Le nutritionniste vous répond

Manger bio est-il meilleur pour la santé ?

Quand je donne des conférences où j’aborde l’agriculture biologique et ses potentiels bienfaits pour l’environnement, systématiquement, une main se lève pour me questionner à propos de son impact sur la santé humaine. Pour expliquer la situation, j’estime que deux facettes du sujet doivent être explorées : les nutriments et les pesticides.

Le cas des nutriments

Plusieurs facteurs influencent la valeur nutritive des aliments. Dans le cas des fruits et des légumes, par exemple, la quantité d’eau, le climat, le sol, la variété et l’ensoleillement reçu modulent les teneurs en vitamines, en minéraux et en antioxydants. Or, de temps en temps, on voit paraître des études qui déclarent que les aliments biologiques sont plus nutritifs que ceux cultivés de façon conventionnelle.

Prenons l’exemple d’une recherche (fictive, mais fortement inspirée de ce qui se publie dans le domaine) qui conclut que dans les pêches biologiques évaluées, il y avait 20 % plus de vitamine C que dans les conventionnelles. Ces résultats ne concernent qu’un fruit et qu’une vitamine. On trouve toutefois des milliers de molécules différentes dans les aliments. Il y en a qu’on connaît et qu’on étudie, d’autres, pas encore. Celles-ci sont tout de même potentiellement utiles et interagissent certainement, une fois ingérées.

La vitamine C n’est pas plus importante que les autres. Dire qu’un aliment est plus nutritif parce qu’il offre un peu plus d’une vitamine est trop simpliste et même incomplet. Il pourrait très bien aussi contenir moins de certains nutriments non évalués.
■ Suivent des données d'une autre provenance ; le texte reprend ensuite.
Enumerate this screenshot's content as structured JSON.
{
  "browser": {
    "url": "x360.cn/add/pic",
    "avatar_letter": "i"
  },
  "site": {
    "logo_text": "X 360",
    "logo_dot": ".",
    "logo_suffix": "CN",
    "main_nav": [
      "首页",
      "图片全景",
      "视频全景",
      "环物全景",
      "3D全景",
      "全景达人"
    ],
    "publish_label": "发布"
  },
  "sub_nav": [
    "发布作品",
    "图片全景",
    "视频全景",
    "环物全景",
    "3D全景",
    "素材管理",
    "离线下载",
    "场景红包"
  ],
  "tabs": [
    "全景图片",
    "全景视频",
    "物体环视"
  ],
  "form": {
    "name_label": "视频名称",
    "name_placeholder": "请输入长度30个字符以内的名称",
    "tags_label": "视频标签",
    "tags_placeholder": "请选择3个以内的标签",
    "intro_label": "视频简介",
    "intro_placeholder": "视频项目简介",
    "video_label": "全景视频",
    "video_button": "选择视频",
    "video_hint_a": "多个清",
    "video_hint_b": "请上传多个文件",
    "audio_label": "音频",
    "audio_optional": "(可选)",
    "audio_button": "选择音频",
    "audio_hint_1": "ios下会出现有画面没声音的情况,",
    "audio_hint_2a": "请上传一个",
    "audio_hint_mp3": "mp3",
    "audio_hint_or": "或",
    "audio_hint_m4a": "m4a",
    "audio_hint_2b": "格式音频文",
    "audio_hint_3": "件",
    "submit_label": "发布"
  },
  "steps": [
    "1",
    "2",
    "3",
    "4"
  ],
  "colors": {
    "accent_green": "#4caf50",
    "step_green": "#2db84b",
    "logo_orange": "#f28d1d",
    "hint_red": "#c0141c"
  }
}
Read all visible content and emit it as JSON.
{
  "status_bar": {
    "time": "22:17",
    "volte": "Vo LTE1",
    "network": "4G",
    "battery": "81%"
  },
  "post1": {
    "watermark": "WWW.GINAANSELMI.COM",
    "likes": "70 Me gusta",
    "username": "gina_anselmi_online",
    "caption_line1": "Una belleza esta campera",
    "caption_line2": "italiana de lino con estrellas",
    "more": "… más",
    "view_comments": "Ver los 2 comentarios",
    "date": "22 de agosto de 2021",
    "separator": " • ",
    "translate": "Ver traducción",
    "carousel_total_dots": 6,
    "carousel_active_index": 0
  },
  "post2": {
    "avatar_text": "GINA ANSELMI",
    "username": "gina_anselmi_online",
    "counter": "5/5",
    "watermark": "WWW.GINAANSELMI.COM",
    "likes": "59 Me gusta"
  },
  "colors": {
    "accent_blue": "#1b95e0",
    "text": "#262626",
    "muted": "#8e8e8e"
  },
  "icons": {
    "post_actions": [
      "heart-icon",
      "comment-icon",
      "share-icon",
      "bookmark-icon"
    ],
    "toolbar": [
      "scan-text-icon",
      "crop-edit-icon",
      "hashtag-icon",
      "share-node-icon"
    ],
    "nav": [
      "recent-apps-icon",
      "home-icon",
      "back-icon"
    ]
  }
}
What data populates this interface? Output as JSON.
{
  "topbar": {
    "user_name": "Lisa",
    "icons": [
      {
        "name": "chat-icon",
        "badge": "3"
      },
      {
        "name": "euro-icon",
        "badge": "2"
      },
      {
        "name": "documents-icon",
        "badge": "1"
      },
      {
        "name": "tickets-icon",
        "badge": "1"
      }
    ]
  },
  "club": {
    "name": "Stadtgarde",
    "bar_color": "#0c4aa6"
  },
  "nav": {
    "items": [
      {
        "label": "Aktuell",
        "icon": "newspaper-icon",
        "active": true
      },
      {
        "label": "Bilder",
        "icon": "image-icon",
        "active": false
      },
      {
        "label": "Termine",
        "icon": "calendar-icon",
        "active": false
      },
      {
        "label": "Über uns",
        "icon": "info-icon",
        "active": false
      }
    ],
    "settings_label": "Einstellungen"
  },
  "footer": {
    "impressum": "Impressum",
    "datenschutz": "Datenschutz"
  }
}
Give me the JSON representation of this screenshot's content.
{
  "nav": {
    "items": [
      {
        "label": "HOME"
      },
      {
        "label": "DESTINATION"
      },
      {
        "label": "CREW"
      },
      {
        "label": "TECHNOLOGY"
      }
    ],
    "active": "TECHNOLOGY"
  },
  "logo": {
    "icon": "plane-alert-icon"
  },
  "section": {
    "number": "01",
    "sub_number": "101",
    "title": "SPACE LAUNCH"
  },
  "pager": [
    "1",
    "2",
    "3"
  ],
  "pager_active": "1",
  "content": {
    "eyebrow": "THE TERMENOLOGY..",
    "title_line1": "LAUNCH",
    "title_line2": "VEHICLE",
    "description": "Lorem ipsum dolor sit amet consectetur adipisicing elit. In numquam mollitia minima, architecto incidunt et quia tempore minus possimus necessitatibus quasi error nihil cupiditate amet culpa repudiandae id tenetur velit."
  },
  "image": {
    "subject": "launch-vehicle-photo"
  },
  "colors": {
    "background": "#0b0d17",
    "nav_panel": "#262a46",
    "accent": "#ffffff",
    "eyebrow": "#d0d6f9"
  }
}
C’est sans compter qu’on ne peut pas franchir l’étape suivante et déclarer ces aliments comme « meilleurs pour la santé » parce qu’ils renferment plus d’une seule vitamine. À une époque où la carence en vitamine C est à peu près inexistante, avez-vous vraiment besoin de ces 20 % supplémentaires ?

Cela étant dit, bien que certaines études trouvent ce genre de différences, lorsqu’on regarde les résultats de façon globale, ces deux méthodes d’agriculture semblent produire des aliments assez équivalents d’un point de vue nutritionnel.

Le cas des pesticides

Les herbicides, les insecticides et les fongicides de synthèse sont des produits utilisés en agriculture conventionnelle. Les travailleurs sont exposés à de plus grandes doses et plus fréquemment que nous à ces molécules. On a associé cette exposition aux produits agrochimiques à des cancers, des malformations congénitales, des problèmes respiratoires, des fausses couches et la maladie de Parkinson. Ainsi, plusieurs se demandent si nous, comme consommateurs, mettons notre santé à risque en ingérant ces cocktails de pesticides.

Il est évident que les aliments biologiques contiennent moins de traces de ces produits que ceux issus de l’agriculture conventionnelle. Cela étant dit, nous mangeons déjà peu de pesticides et à ces quantités, il n’est pas possible de prouver que ceux-ci ont un impact sur notre santé.

Évidemment, je suis d’avis qu’un travail, sur le plan de la réglementation, doit être fait pour éliminer ceux qui semblent les plus suspects. Mais même si on découvrait demain matin que certains pesticides de synthèse sont dangereux aux doses où nous les consommons, ce ne serait pas la fin du monde. En fait, manger des fruits et des légumes est tellement bon pour la santé qu’ils nous protègent contre les risques potentiels de ces molécules. S’en priver, sous prétexte qu’ils contiennent des pesticides, est probablement plus risqué.

Ça peut sembler « plate » comme conclusion, mais cela ne veut pas dire que le mode de production biologique est inintéressant, au contraire. Même si, d’un point de vue de la santé individuelle, on n’est pas capable de prouver que les aliments biologiques sont meilleurs, il reste qu’en achetant ces derniers, on protège la santé de ceux qui produisent notre nourriture. C’est sans compter que les pesticides de synthèse de l’agriculture conventionnelle se retrouvent dans l’air, l’eau et le sol et qu’ils affectent la santé des écosystèmes, et donc, plus largement, la nôtre.